Sem qualquer sombra de dúvidas, os fatos demonstram que, tanto no Brasil quanto na esmagadora das semicolônias do mundo, encontramo-nos numa situação revolucionária em desenvolvimento. As condições objetivas (a carestia, os levantes espontâneos das massas, a crise do sistema semicolonial e semifeudal, etc.) para o triunfo da Revolução democrática anti-imperialista e anti-feudal ininterrupta ao socialismo já estão dadas, faltando o fator subjetivo, como a educação das massas na ideologia Marxista-Leninista-Maoísta, a organização das massas em torno de reivindicações concretas econômicas e políticas e a mobilização correta para cumprir as tarefas revolucionárias que se encontram na ordem do dia. Lançar as massas para a Revolução será uma tarefa que caberá a todos os comunistas, tarefa esta tão louvável quanto necessária.

Saudamos todos os operários e camponeses brasileiros que combatem sem cessar o Estado burguês-latifundiário e que lutam de maneira heroica por suas condições de existência.
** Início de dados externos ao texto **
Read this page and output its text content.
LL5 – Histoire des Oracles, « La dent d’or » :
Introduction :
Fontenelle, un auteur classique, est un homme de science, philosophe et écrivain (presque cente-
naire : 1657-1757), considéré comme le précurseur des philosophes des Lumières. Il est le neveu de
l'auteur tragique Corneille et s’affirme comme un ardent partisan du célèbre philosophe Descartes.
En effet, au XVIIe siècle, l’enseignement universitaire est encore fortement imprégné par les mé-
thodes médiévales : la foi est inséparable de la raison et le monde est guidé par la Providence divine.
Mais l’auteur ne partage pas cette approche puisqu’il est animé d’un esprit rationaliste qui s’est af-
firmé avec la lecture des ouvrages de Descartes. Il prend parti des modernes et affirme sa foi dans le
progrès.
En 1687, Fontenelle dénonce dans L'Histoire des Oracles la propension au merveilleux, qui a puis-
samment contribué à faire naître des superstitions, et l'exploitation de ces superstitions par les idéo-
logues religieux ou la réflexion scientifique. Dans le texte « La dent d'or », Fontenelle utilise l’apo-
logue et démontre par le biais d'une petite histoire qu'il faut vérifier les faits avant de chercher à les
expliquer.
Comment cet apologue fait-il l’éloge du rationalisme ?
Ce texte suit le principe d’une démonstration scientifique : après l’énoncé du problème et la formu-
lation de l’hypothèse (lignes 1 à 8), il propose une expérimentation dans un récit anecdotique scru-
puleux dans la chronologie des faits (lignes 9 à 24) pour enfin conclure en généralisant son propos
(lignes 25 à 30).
Saudamos todos os democratas, intelectuais revolucionários e patriotas de boa vontade, que desprendem enormes esforços todos os dias para compreender e defender nosso país, sempre cooperando com as massas básicas que são os operários e camponeses.

Saudamos os combatentes que lutam pela libertação nacional na Líbia, Iraque, Afeganistão e Curdistão, contra a crescente colonização de seus territórios pelo imperialismo norte-americano e europeu.

Saudamos a todos os autênticos Partidos Comunistas que lideram as Guerras Populares e as Revoluções proletárias em seus respectivos países, no Peru, na Turquia, na Índia e nas Filipinas.

Saudamos a todos os povos em luta, em especial o bravo povo coreano que luta com armas para abater o imperialismo norte-americano, para defender sua Revolução e construir o socialismo. Saudamos o povo de Cuba, que há décadas sobrevive a ferro e fogo lutando contra o imperialismo norte-americano e para manter as conquistas de sua Revolução. Saudamos o bravo povo venezuelano, que luta de maneira heroica para concretizar sua independência nacional e rechaçar as manobras desestabilizadoras por parte do imperialismo norte-americano e seus lacaios, acaudilhados em torno de Henrique Capriles.

Viva ao Primeiro de Maio, Dia do Internacionalismo Proletário!
Viva aos povos em luta! Viva ao socialismo!